IDENTIDADE APÓCRIFA
Sabe, acho que em mim habitam espíritos diversos,
Pois para cada pensamento se manifesta nova ideia
E o mais estranho: cada qual com índole própria e
Personalidade heterogênea... Do caráter, nem falo...
No fundo sei que sou eu mesmo, mas com rompantes
De identidades distintas como se houvesse em mim
Individualidades capazes de assumir atributos vários.
Atento fico em todos os instantes: vejo-os, analiso-os
Em essências particulares e me sinto confuso, atônito!

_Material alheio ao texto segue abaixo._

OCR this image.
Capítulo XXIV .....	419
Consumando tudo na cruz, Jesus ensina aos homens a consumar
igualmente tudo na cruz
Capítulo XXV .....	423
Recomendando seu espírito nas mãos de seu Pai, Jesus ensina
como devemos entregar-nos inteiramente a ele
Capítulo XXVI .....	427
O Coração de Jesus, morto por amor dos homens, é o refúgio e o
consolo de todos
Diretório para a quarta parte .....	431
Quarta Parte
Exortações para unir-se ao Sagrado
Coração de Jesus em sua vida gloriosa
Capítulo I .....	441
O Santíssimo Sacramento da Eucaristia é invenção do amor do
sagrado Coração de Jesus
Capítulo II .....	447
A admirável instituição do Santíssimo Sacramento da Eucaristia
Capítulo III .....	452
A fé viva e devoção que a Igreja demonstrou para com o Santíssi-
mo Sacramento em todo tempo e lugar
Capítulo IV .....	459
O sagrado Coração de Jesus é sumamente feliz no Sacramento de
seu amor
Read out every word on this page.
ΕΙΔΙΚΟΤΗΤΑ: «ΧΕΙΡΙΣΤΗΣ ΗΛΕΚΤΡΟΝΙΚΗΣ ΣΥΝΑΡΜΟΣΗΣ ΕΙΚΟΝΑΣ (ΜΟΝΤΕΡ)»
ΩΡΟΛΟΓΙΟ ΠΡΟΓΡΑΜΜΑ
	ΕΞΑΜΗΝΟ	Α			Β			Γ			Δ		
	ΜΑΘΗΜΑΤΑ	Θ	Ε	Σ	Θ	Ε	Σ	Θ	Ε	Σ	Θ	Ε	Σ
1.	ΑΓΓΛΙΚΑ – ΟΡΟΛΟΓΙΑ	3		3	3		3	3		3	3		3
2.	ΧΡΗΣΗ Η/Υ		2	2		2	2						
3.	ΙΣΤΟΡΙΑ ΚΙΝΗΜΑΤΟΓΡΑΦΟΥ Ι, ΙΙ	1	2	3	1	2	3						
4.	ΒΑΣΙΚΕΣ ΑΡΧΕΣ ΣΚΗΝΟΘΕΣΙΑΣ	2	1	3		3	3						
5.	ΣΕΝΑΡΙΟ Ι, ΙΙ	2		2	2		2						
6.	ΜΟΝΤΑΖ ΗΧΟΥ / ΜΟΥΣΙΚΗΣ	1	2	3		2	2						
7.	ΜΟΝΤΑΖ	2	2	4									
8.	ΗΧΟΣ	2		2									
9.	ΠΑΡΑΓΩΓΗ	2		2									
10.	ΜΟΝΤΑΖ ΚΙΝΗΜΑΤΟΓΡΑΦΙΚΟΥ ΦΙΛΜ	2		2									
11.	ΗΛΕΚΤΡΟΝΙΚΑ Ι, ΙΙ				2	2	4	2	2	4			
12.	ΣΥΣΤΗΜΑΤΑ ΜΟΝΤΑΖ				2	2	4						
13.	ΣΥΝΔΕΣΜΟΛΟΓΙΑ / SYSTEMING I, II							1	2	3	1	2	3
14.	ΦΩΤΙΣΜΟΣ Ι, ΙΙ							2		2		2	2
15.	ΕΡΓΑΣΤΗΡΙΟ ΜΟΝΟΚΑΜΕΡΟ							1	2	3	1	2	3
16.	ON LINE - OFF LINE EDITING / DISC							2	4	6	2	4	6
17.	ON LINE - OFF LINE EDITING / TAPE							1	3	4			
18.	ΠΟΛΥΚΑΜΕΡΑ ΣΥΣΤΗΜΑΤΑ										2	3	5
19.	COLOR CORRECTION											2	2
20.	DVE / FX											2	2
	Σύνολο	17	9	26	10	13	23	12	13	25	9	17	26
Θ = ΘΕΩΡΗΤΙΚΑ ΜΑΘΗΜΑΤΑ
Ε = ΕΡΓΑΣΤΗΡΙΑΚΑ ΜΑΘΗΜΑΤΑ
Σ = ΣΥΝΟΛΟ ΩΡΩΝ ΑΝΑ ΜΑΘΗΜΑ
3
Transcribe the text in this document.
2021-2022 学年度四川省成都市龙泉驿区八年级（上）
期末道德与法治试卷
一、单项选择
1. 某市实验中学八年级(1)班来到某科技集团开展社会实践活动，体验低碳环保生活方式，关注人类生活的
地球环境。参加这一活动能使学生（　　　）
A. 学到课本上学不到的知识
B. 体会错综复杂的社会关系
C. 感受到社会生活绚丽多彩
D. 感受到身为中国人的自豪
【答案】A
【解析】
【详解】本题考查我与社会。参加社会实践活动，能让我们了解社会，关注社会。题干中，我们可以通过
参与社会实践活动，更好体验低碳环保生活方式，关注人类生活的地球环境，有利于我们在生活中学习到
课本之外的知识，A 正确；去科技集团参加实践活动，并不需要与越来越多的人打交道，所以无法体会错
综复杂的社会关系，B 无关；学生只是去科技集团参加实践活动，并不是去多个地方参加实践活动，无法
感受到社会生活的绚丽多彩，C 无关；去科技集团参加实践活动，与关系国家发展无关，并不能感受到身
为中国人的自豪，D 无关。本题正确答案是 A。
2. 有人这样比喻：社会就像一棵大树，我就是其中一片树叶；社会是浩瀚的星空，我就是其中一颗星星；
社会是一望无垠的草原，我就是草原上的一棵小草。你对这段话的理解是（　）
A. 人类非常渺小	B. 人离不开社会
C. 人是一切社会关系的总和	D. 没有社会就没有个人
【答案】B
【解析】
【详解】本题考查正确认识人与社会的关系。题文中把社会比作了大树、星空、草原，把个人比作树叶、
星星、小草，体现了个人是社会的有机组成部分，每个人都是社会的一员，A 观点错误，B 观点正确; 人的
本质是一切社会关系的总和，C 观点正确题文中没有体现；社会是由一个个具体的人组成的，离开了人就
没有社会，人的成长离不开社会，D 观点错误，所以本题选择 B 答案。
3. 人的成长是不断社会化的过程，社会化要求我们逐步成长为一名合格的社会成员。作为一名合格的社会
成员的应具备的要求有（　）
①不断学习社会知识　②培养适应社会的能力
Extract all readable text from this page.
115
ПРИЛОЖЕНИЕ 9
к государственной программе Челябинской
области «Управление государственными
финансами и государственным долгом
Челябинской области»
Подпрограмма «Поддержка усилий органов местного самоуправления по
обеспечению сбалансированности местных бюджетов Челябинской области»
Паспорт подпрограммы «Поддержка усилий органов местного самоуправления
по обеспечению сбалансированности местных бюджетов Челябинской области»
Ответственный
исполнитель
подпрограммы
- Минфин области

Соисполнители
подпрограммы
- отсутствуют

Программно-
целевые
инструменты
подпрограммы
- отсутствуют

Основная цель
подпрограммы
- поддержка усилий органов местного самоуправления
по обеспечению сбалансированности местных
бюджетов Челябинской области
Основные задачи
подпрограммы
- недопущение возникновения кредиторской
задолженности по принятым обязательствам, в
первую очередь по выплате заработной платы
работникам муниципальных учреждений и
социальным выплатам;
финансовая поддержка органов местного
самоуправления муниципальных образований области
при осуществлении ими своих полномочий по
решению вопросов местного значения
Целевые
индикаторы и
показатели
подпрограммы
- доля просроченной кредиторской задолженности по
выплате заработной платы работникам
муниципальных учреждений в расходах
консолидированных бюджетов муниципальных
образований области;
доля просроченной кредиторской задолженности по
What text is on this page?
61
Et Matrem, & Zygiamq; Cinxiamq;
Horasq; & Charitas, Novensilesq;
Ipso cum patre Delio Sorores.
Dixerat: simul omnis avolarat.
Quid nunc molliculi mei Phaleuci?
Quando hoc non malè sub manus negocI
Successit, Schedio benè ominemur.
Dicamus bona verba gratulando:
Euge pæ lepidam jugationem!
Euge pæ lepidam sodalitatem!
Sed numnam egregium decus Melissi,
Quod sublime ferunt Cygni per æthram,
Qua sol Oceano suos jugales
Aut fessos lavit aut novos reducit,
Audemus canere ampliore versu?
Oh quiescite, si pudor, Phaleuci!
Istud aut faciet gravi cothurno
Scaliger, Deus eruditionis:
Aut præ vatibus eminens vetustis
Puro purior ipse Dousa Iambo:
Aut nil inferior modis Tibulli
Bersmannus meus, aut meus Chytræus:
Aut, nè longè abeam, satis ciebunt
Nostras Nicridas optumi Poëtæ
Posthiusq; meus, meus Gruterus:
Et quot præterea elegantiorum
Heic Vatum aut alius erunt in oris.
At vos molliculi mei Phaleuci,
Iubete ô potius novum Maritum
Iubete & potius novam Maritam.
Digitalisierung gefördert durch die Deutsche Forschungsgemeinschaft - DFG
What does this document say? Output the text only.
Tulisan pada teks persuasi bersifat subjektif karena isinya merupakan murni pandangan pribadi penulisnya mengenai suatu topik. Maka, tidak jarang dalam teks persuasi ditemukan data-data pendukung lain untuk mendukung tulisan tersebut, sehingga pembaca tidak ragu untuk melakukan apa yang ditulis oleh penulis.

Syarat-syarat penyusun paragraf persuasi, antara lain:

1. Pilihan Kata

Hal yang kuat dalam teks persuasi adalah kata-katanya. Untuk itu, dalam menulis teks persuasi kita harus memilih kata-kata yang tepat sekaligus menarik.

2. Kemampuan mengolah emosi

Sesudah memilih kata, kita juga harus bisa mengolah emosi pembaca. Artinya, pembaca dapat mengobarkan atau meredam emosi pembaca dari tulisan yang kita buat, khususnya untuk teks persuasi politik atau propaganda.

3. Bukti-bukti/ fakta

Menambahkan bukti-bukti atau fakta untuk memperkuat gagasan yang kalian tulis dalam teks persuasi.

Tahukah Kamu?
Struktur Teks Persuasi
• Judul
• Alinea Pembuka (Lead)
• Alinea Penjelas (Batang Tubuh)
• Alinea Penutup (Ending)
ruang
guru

Num mesmo assunto há posições diferentes... ora me
Levo a refletir dum modo, ora tudo muda, sinto-me
Em outro quadrante de raciocínio e, tudo isso, num
Passe de mágica, questão de segundos. Ouço vozes lá
Dentro como se estivessem a discutir, trocar ideias...
Fico sem ação na central da consciência. As sucursais
É que deliberam as atitudes a serem tomadas... Ah!
Isso é um incômodo, uma incoveniência. Tenho de
Assinar, endossar as deliberações e me comporto como
Se fosse eu um verdadeiro robô, sendo, sim, programado
Para agir de acordo com as resoluções conclusivas... Ave!
O pior: na maioria das vezes nem estou de acordo com
O que é resolvido, porém percebo uma ordem que vem
De dentro para fora: “Obedeça, não há como replicar...”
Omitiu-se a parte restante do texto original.